Japan is een domper! Als het om motoren gaat tenminste. Mocht je denken dat ik hier Honda, Yamaha, Kawasaki en Suzuki ga afzeiken, heb je het mis. De Japanse motorfabrikanten maken geweldige motoren, het gaat mij om de motorcultuur in Japan. Daarvan had ik hoge verwachtingen toen ik in december naar het Land van de Rijzende Zon reisde. Op voorhand fantaseerde ik over buitenissige futuristische motoren met bestuurders die hun inspiratie haalden uit rock & roll, drugs en manga-strips. Het moest waanzinnige motoren opleveren die zo in een sciencefictionfilm passen, bedacht ik me vooraf. De bestuurders, zo wist ik nog zekerder, konden daarin ongeschminkt een rol spelen. Hoe anders is de realiteit.
Noem het gerust de ontnuchterende realiteit. Van de aanblik van een Japanse motorrijder en zijn motorfiets val je stante pede in slaap. Gehuld in muisgrijze kleding valt de anonieme Japanse motorrijder volledig weg in het straatbeeld. De gemiddelde motorfiets is zelfs degelijker dan de bejaarde deelnemers aan de tv-serie Ik vertrek. Geen woeste ‘over the top’ creaties, maar motortjes en scootertjes waaraan kraak noch smaak zit.

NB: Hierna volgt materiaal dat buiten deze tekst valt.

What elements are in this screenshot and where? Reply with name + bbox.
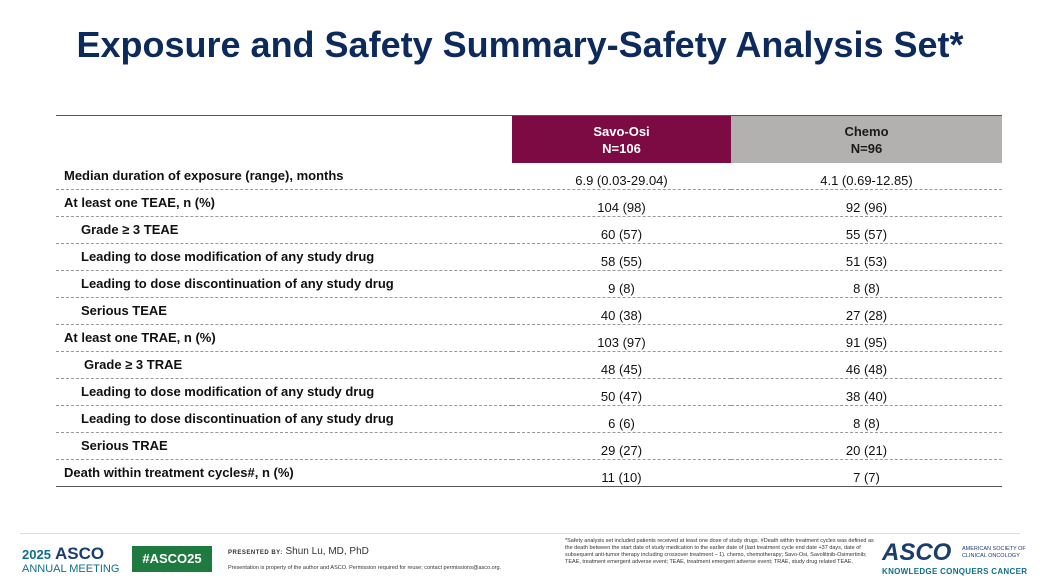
cell: 11 (10)	[512, 459, 731, 487]
org-brand: ASCO	[882, 539, 952, 566]
meeting-name: ANNUAL MEETING	[22, 563, 120, 575]
row: Leading to dose modification of any stud…	[56, 378, 1002, 406]
row-label: Serious TEAE	[56, 297, 512, 325]
cell: 7 (7)	[731, 459, 1002, 487]
meeting-brand: ASCO	[55, 544, 105, 563]
row: Serious TEAE 40 (38) 27 (28)	[56, 297, 1002, 325]
column-n: N=106	[602, 140, 641, 156]
column-name: Chemo	[844, 123, 889, 139]
header-blank	[56, 115, 512, 163]
presented-by-label: PRESENTED BY:	[228, 550, 283, 556]
row-label: Leading to dose discontinuation of any s…	[56, 405, 512, 433]
org-name: AMERICAN SOCIETY OF CLINICAL ONCOLOGY	[962, 546, 1026, 559]
row: At least one TEAE, n (%) 104 (98) 92 (96)	[56, 189, 1002, 217]
cell: 51 (53)	[731, 243, 1002, 271]
cell: 8 (8)	[731, 405, 1002, 433]
row-label: Leading to dose modification of any stud…	[56, 378, 512, 406]
cell: 50 (47)	[512, 378, 731, 406]
row-label: At least one TEAE, n (%)	[56, 189, 512, 217]
presenter-line: PRESENTED BY: Shun Lu, MD, PhD	[228, 546, 369, 557]
permission-note: Presentation is property of the author a…	[228, 565, 502, 571]
slide-title: Exposure and Safety Summary-Safety Analy…	[76, 24, 964, 65]
row: Leading to dose discontinuation of any s…	[56, 405, 1002, 433]
cell: 55 (57)	[731, 216, 1002, 244]
meeting-year: 2025	[22, 547, 51, 562]
column-n: N=96	[850, 140, 883, 156]
column-name: Savo-Osi	[593, 123, 650, 139]
footer-divider	[20, 533, 1020, 534]
row: Median duration of exposure (range), mon…	[56, 163, 1002, 190]
cell: 8 (8)	[731, 270, 1002, 298]
row-label: Grade ≥ 3 TRAE	[56, 351, 512, 379]
presenter: Shun Lu, MD, PhD	[285, 546, 369, 557]
summary-table: Savo-Osi N=106 Chemo N=96 Median duration …	[56, 115, 1002, 487]
hashtag: #ASCO25	[132, 546, 212, 572]
row-label: Serious TRAE	[56, 432, 512, 460]
cell: 58 (55)	[512, 243, 731, 271]
cell: 40 (38)	[512, 297, 731, 325]
row-label: Median duration of exposure (range), mon…	[56, 163, 512, 190]
cell: 60 (57)	[512, 216, 731, 244]
cell: 4.1 (0.69-12.85)	[731, 163, 1002, 190]
row: At least one TRAE, n (%) 103 (97) 91 (95)	[56, 324, 1002, 352]
row: Leading to dose modification of any stud…	[56, 243, 1002, 271]
footnote: *Safety analysis set included patients r…	[565, 538, 874, 565]
row-label: Leading to dose modification of any stud…	[56, 243, 512, 271]
row: Grade ≥ 3 TRAE 48 (45) 46 (48)	[56, 351, 1002, 379]
column-header: Savo-Osi N=106	[512, 115, 731, 163]
meeting-logo: 2025 ASCO	[22, 544, 104, 564]
column-header: Chemo N=96	[731, 115, 1002, 163]
row: Death within treatment cycles#, n (%) 11 …	[56, 459, 1002, 487]
row: Serious TRAE 29 (27) 20 (21)	[56, 432, 1002, 460]
cell: 20 (21)	[731, 432, 1002, 460]
cell: 104 (98)	[512, 189, 731, 217]
cell: 6.9 (0.03-29.04)	[512, 163, 731, 190]
cell: 91 (95)	[731, 324, 1002, 352]
cell: 48 (45)	[512, 351, 731, 379]
org-tagline: KNOWLEDGE CONQUERS CANCER	[882, 567, 1028, 576]
cell: 38 (40)	[731, 378, 1002, 406]
row: Leading to dose discontinuation of any s…	[56, 270, 1002, 298]
cell: 29 (27)	[512, 432, 731, 460]
header-row: Savo-Osi N=106 Chemo N=96	[56, 115, 1002, 163]
cell: 27 (28)	[731, 297, 1002, 325]
cell: 46 (48)	[731, 351, 1002, 379]
row-label: Death within treatment cycles#, n (%)	[56, 459, 512, 487]
row-label: Grade ≥ 3 TEAE	[56, 216, 512, 244]
cell: 6 (6)	[512, 405, 731, 433]
row: Grade ≥ 3 TEAE 60 (57) 55 (57)	[56, 216, 1002, 244]
cell: 92 (96)	[731, 189, 1002, 217]
row-label: At least one TRAE, n (%)	[56, 324, 512, 352]
cell: 103 (97)	[512, 324, 731, 352]
cell: 9 (8)	[512, 270, 731, 298]
row-label: Leading to dose discontinuation of any s…	[56, 270, 512, 298]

Slechts een keer veerde mijn hart op bij de aanblik van een gemotoriseerde surfplank. Het bleek een Lowrider scooter. Een strijkplank op wielen die in elke bocht ongetwijfeld een spoor van polyester achterlaat vanwege de krankzinnig geringe grondspeling. Maar verder? Saaiheid troef.
Het duurde even voordat ik begreep wat er echt aan de Japanse motorcultuur schort: het volledige gebrek aan plezier. Je kunt het de Japanners niet kwalijk nemen. Je hebt je simpelweg maar te voegen naar alle eisen van de Japanse maatschappij. Dat is met recht een verstikkend keurslijf. Iedereen doet plichtsgetrouw wat de maatschappij van hem of haar verwacht. Oké, als puber mag je eruit zien als een kleurrijk stripfiguur en niemand kijkt op van zakenlui die het na een lange werkdag op een zuipen zetten en iets later strontlazerus over straat zwalken. Maar overdag zijn het weer de plichtsgetrouwe werkmieren met overdreven ontzag voor hiërarchie.
De Japanse motorrijder is niet anders. Die rijdt niet harder dan wettelijk toegestaan, die kruipt niet voor bij het verkeerslicht, die doet niets wat niet mag. Geen malligheid, geen fratsen. Als een motorfiets slechts een vervoersmiddel is en een bocht een hinderlijke onderbreking van de snelste route van en naar werk, wordt zelfs motor rijden saai. Leer van de Japanners en blijf vooral een jonge hond op de motor. Geef onnodig gas, rij te hard, kruip voor, trek een wheelie, maar geniet bovenal.